The kallikrein-kinin system in health and in diseases of the kidney

Abstract

Since kallikrein was discovered as a vasodilatory substance in human urine, the kallikrein-kinin system (KKS) has been considered to play a physiological role in controlling blood pressure. Gene targeting experiments in mice in which the KKS has been inactivated to varying degrees have, however, questioned this role, because basal blood pressures are not altered. Rather, these experiments have shown that the KKS has a different and important role in preventing changes associated with normal senescence in mice, and in reducing the nephropathy and accelerated senescence-associated phenotypes induced in mice by diabetes. Other experiments have shown that the KKS suppresses mitochondrial respiration, partly by nitric oxide and prostaglandins, and that this suppression may be a key to understanding how the KKS influences senescence-related diseases. Here we review the logical progression and experimental data leading to these conclusions, and discuss their relevance to human conditions.

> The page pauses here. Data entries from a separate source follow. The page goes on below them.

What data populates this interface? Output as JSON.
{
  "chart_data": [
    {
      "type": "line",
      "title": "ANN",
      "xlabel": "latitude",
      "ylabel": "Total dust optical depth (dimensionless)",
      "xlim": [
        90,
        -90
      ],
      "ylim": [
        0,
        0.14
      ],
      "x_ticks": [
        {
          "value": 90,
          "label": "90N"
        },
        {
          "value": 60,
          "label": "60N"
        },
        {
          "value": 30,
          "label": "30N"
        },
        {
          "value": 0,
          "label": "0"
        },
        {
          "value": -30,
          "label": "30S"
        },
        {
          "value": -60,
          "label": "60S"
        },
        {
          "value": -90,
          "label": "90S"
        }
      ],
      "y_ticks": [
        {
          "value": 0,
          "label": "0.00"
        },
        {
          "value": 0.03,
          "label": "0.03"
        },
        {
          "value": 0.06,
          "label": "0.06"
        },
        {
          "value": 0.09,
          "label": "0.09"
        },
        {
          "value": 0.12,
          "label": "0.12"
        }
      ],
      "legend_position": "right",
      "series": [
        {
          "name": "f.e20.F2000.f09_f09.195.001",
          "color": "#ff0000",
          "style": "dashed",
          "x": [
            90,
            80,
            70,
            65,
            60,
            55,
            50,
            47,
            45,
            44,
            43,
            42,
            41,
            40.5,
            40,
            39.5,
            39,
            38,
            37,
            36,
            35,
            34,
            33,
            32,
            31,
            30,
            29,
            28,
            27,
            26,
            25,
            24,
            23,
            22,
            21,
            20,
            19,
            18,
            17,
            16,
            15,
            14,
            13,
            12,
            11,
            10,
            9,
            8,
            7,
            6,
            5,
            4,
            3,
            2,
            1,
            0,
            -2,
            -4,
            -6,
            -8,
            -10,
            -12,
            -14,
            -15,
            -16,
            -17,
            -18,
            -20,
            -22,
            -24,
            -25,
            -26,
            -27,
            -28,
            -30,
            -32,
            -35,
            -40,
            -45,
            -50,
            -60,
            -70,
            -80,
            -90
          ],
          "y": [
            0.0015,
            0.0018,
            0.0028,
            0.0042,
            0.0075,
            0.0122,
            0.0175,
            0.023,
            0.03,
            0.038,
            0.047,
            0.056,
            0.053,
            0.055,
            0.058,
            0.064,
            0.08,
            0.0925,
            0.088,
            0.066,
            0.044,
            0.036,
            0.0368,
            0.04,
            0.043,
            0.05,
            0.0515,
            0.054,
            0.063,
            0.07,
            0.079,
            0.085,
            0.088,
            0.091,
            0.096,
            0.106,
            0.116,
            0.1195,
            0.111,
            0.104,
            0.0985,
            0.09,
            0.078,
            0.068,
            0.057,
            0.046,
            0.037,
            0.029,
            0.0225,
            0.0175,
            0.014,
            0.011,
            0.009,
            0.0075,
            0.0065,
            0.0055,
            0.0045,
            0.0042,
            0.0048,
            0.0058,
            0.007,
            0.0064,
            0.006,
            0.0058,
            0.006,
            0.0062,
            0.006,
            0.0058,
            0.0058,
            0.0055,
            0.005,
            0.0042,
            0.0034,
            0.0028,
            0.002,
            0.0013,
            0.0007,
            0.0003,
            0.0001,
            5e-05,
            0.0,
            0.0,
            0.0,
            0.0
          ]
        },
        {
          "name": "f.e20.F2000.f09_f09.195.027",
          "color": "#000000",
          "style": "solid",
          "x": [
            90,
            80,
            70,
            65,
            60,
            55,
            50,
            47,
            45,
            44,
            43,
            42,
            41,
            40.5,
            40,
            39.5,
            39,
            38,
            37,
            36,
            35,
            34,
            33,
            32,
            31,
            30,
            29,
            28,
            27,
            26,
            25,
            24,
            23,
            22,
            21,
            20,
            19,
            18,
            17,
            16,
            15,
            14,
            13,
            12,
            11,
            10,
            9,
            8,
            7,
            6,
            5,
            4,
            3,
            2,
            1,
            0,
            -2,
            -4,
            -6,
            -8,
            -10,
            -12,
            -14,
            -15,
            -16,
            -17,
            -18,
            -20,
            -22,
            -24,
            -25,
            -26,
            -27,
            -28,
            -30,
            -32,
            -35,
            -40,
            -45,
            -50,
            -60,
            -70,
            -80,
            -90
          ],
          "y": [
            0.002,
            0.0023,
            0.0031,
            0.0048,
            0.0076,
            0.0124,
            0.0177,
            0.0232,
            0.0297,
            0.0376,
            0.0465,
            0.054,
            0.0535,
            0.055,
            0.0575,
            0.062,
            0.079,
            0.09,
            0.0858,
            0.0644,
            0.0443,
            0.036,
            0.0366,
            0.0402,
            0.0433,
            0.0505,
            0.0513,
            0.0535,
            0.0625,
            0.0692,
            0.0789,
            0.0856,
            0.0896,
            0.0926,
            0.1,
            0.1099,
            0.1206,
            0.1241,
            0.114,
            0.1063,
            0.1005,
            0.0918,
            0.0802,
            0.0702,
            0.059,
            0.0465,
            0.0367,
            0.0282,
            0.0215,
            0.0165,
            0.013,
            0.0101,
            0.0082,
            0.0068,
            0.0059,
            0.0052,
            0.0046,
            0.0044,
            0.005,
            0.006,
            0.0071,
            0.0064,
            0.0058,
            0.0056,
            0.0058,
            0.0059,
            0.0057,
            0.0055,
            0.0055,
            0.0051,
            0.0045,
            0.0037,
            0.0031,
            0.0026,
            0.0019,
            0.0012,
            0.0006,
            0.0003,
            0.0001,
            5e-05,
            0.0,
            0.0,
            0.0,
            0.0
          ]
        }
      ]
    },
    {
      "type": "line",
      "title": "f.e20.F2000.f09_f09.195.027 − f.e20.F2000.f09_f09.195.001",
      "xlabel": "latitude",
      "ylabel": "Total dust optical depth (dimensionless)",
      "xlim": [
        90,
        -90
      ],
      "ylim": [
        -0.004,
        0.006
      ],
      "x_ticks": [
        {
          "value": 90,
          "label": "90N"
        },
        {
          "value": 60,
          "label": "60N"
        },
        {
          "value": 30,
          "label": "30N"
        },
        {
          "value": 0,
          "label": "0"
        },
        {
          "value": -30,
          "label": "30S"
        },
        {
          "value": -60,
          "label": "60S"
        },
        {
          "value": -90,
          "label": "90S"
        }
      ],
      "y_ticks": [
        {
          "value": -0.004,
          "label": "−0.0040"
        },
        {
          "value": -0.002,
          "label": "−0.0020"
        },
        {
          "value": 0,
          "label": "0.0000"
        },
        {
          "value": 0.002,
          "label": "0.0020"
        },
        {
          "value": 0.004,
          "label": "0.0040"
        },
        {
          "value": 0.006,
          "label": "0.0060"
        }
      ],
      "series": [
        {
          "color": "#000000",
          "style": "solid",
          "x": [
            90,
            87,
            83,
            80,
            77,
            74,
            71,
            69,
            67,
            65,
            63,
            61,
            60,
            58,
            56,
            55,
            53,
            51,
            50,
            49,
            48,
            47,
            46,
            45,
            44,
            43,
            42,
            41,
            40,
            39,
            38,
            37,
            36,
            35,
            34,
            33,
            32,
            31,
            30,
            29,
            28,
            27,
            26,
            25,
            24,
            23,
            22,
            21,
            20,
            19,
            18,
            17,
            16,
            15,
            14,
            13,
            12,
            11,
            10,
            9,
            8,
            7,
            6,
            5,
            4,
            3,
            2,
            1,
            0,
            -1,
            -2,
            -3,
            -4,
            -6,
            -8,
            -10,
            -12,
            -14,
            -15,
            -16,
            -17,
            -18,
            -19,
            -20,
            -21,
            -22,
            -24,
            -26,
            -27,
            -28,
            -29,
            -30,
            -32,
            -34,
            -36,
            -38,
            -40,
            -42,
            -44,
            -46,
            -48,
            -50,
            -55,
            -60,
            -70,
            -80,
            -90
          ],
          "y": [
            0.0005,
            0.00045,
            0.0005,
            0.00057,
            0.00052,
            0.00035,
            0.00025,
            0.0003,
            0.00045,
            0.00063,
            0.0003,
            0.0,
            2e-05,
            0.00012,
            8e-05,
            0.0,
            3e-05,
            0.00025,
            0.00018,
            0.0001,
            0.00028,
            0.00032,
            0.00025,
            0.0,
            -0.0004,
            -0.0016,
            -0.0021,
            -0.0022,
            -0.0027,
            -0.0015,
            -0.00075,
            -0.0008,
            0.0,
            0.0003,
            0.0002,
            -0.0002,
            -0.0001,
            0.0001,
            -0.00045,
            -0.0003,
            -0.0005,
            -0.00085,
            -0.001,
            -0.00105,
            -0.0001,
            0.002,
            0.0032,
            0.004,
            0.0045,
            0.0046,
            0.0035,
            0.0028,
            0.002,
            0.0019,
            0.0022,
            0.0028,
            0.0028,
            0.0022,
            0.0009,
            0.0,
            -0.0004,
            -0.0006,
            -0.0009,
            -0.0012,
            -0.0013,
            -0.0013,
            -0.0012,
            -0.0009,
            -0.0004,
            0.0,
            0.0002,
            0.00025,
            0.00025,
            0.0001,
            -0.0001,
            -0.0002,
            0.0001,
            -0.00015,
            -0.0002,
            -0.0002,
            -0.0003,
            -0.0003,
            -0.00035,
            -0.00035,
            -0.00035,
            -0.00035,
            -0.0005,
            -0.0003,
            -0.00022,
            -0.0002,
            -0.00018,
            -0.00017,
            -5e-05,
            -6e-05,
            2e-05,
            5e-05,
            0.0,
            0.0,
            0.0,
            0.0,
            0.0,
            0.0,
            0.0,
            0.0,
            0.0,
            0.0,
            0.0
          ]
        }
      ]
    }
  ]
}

Figure 1. Components and signaling of the KKS

(a) Biosynthesis and metabolism of kinins. CPM, carboxypeptidase-M; ACE, angiotensin I-converting enzyme; NEP, neprilysin (endopeptidase 24.11); ECE, endothelin-converting enzyme; red, active peptides; blue, inactive peptides. (b) Binding of kinins to bradykinin receptors and two intracellular mechanisms for suppression of oxidative metabolism. The thickness of arrows arising from the kinins indicates the relative potency of each peptide to elevate intracellular calcium concentrations. PIP₂, phosphatidylinositol-4,5-bisphosphate; PI-PLC, phosphatidylinositol-specific phospholipase C; IP₃, 1,4,5-inositol triphosphate; ER, endoplasmic reticulum; PL, phospholipids; PLA2, phospholipase A2.

Figure 2. Senescence-associated indices in the kidney of B2R-null and/or Akita diabetic mice

(a) Periodic acid-Schiff-stained kidneys of 12-month-old male mice (bar = 10 µm). Note the intracellular pigmented vacuoles in the cytoplasm of the proximal tubular epithelial cells of the Akita diabetic mice (Ins2 ^Akita/+), and their greater prominence when the diabetic mice also lack B2R (bdkrb2^−/−). (b) Transmission electron micrograph of a renal proximal tubule cell from a 12-month-old doubly mutant mouse (bar= 1 µm). There are numerous phagolysosomes containing lipid debris with focal lamination (arrows). (c) Frequencies of point mutations in mitochondrial DNA. (d) Relative proportion of D-17 deletions in mitochondrial DNA.